1. ## Functions.

Let $\displaystyle g: \Re \rightarrow \Re$ be defined by $\displaystyle g(x)=\frac{x}{1+x^2}$. Find a necessary and sufficient condition on $\displaystyle x_1$ and $\displaystyle x_2$ for $\displaystyle g(x_1)=g(x_2)$. What is the largest interval I you can find on which g is injective? Find $\displaystyle g(I)$ (ie. find the set {g(x): x $\displaystyle \in$ I}).

Find an explicit formula for the inverse to $\displaystyle g:I \rightarrow g(I)$
$\displaystyle g(x_1)=g(x_2)$

$\displaystyle \frac{x_1}{1+(x_1)^2}=\frac{x_2}{1+(x_2)^2}$

$\displaystyle \frac{1+(x_2)^2}{1+(x_1)^2}=\frac{x_2}{x_1}$

$\displaystyle x_2 \neq 1+(x_2)^2$ by the quadratic formula. The same applies for x_1.

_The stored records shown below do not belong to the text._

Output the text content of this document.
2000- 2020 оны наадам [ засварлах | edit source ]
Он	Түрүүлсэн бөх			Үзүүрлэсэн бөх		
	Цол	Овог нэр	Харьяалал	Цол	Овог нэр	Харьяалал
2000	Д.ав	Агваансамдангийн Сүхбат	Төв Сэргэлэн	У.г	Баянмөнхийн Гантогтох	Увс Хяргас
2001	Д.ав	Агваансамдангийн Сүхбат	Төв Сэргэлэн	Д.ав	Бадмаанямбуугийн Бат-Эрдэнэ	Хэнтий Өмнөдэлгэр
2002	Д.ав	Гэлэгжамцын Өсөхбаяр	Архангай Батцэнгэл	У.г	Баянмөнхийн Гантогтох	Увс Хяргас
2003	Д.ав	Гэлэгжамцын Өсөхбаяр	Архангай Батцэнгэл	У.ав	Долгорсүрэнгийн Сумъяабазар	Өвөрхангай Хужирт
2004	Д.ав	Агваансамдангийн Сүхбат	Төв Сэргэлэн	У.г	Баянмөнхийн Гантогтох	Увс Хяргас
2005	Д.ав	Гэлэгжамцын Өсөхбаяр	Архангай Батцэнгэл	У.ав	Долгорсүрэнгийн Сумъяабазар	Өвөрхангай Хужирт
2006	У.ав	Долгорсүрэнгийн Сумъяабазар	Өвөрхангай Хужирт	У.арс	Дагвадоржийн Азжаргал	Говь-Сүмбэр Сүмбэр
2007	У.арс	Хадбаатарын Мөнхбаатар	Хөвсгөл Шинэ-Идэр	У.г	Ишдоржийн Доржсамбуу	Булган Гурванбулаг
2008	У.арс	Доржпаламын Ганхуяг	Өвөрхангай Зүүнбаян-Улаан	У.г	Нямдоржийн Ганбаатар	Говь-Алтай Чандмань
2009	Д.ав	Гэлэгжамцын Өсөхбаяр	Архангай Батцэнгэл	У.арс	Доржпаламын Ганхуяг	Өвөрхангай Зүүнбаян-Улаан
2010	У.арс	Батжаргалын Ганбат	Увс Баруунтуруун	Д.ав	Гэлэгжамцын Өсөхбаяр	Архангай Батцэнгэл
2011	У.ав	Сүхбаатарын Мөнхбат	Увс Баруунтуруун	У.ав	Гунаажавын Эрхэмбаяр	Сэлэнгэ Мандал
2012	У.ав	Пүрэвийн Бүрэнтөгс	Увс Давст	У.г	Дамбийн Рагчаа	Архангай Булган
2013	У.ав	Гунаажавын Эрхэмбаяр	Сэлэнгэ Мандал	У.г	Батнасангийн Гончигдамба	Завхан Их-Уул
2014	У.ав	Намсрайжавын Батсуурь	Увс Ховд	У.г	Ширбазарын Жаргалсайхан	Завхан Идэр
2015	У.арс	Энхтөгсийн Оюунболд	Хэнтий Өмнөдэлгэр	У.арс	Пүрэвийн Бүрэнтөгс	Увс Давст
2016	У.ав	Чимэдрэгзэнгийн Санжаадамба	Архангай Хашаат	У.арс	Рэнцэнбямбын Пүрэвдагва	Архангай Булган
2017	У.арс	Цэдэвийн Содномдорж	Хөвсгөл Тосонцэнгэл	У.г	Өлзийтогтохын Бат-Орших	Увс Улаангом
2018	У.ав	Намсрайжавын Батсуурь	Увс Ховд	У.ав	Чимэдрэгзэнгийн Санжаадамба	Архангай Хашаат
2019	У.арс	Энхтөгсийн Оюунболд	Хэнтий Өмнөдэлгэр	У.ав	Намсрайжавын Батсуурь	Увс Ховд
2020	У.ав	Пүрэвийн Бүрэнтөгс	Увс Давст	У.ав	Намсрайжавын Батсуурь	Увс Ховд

Since$\displaystyle (x_2)^2 >0, \ 1+(x_2)^2 \neq 0$. Hence the necessary and sufficient condition is $\displaystyle x_1=x_2$.

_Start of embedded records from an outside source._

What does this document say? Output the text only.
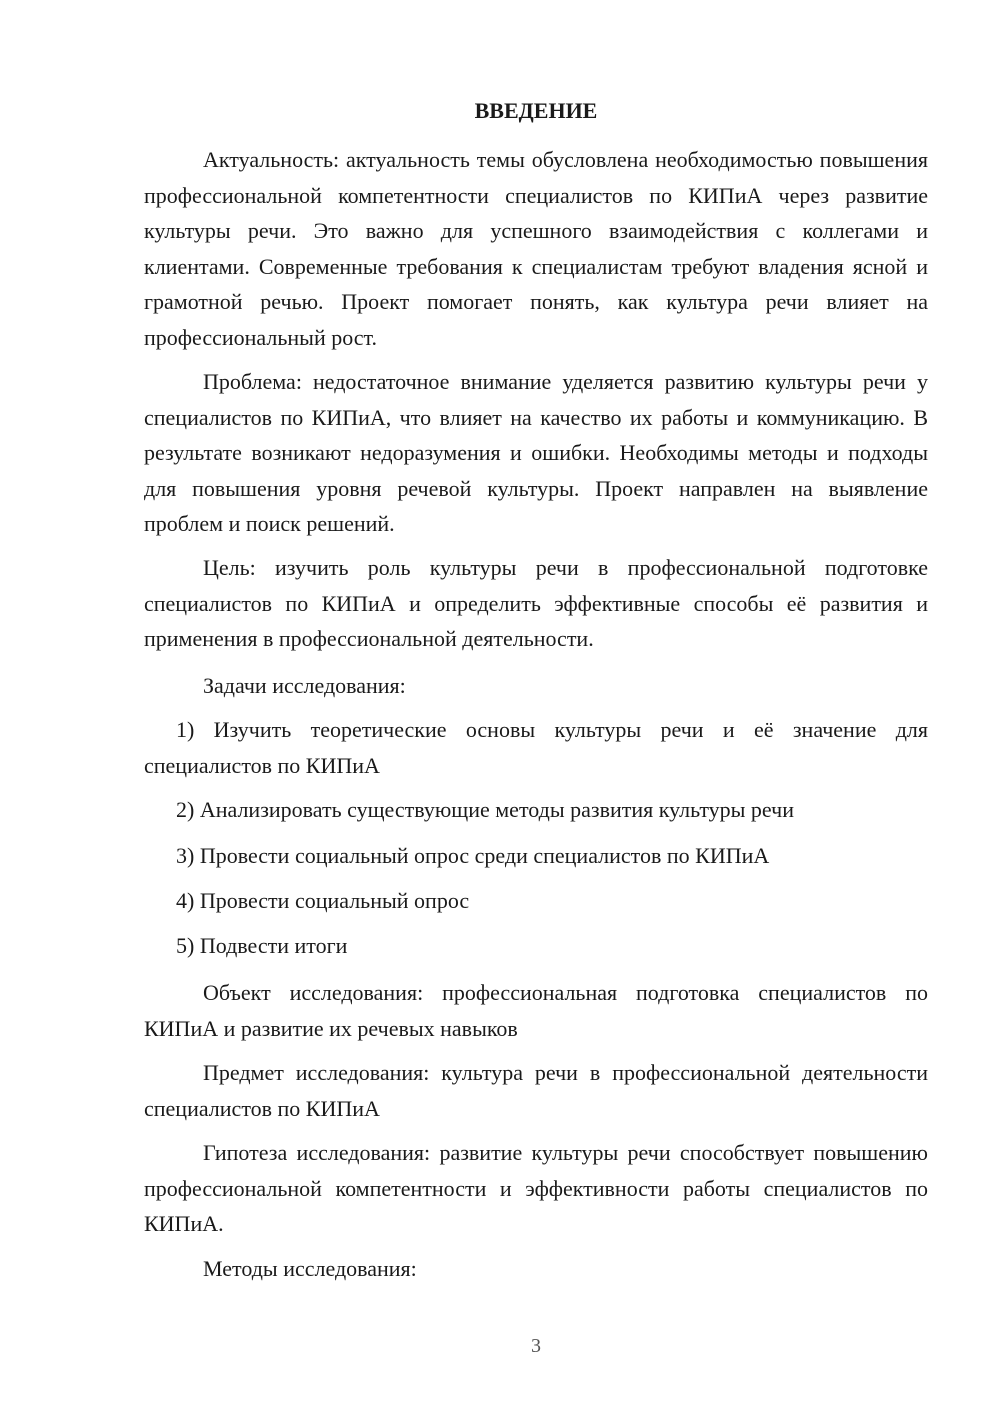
ВВЕДЕНИЕ

Актуальность: актуальность темы обусловлена необходимостью повышения профессиональной компетентности специалистов по КИПиА через развитие культуры речи. Это важно для успешного взаимодействия с коллегами и клиентами. Современные требования к специалистам требуют владения ясной и грамотной речью. Проект помогает понять, как культура речи влияет на профессиональный рост.

Проблема: недостаточное внимание уделяется развитию культуры речи у специалистов по КИПиА, что влияет на качество их работы и коммуникацию. В результате возникают недоразумения и ошибки. Необходимы методы и подходы для повышения уровня речевой культуры. Проект направлен на выявление проблем и поиск решений.

Цель: изучить роль культуры речи в профессиональной подготовке специалистов по КИПиА и определить эффективные способы её развития и применения в профессиональной деятельности.

Задачи исследования:

1) Изучить теоретические основы культуры речи и её значение для специалистов по КИПиА

2) Анализировать существующие методы развития культуры речи

3) Провести социальный опрос среди специалистов по КИПиА

4) Провести социальный опрос

5) Подвести итоги

Объект исследования: профессиональная подготовка специалистов по КИПиА и развитие их речевых навыков

Предмет исследования: культура речи в профессиональной деятельности специалистов по КИПиА

Гипотеза исследования: развитие культуры речи способствует повышению профессиональной компетентности и эффективности работы специалистов по КИПиА.

Методы исследования:

3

Since this is a map from the reals to the reals, $\displaystyle I=\Re$.

Can someone check those?

The inverse is a bit harder to find.

$\displaystyle x=\frac{y}{1+y^2}$

$\displaystyle x(1+y^2)=y$

and from here all the ways i've tried have lead to y's on both sides of the equation. If you substitute $\displaystyle x={1}{k}$ into g(x) you end up with the same function (in terms of k). I haven't been able to use this to my advantage though

2. Originally Posted by Showcase_22
$\displaystyle g(x_1)=g(x_2)$

$\displaystyle \frac{x_1}{1+(x_1)^2}=\frac{x_2}{1+(x_2)^2}$

$\displaystyle \frac{1+(x_2)^2}{1+(x_1)^2}=\frac{x_2}{x_1}$

$\displaystyle x_2 \neq 1+(x_2)^2$ by the quadratic formula. The same applies for x_1.

Since$\displaystyle (x_2)^2 >0, \ 1+(x_2)^2 \neq 0$. Hence the necessary and sufficient condition is $\displaystyle x_1=x_2$.

Since this is a map from the reals to the reals, $\displaystyle I=\Re$.

Can someone check those?
Yes, $\displaystyle x_2^2\neq x_2^2+ 1$ and $\displaystyle 1+ x_2^2\ne 0$ but how does it follow that $\displaystyle x_1= x_2$?

I would do this in a slightly different way: $\displaystyle \frac{x_1}{x_1^2+ 1}= \frac{x_2}{x_2^2+ 1}$ gives $\displaystyle x_1(x_2^2+ 1)= x_2(x_1^2+ 1$; $\displaystyle x_1x_2^2+ x_1= x_2x_1^2+ x_2$ so $\displaystyle x_1x_2^2- x_2x_1^2= x_2- x_1$ or $\displaystyle (x_2-x_1)(x_1x_2)= x_2- x_1$ so either $\displaystyle x_2= x_1$ or $\displaystyle x_1x_2= 0$. Since $\displaystyle x_1= 0$ or $\displaystyle x_2= 0$, the equation is not satisfied, we must have $\displaystyle x_1= x_2$.

The inverse is a bit harder to find.

$\displaystyle x=\frac{y}{1+y^2}$

$\displaystyle x(1+y^2)=y$

and from here all the ways i've tried have lead to y's on both sides of the equation. If you substitute $\displaystyle x={1}{k}$ into g(x) you end up with the same function (in terms of k). I haven't been able to use this to my advantage though
That's a quadratic equation in y: $\displaystyle xy^2- y+ x= 0$ so by the quadratic formula, $\displaystyle y= \frac{1\pm\sqrt{1- 4x^2}}{2x}$. It is that "$\displaystyle \pm$" that means it does NOT have, strictly speaking, an inverse.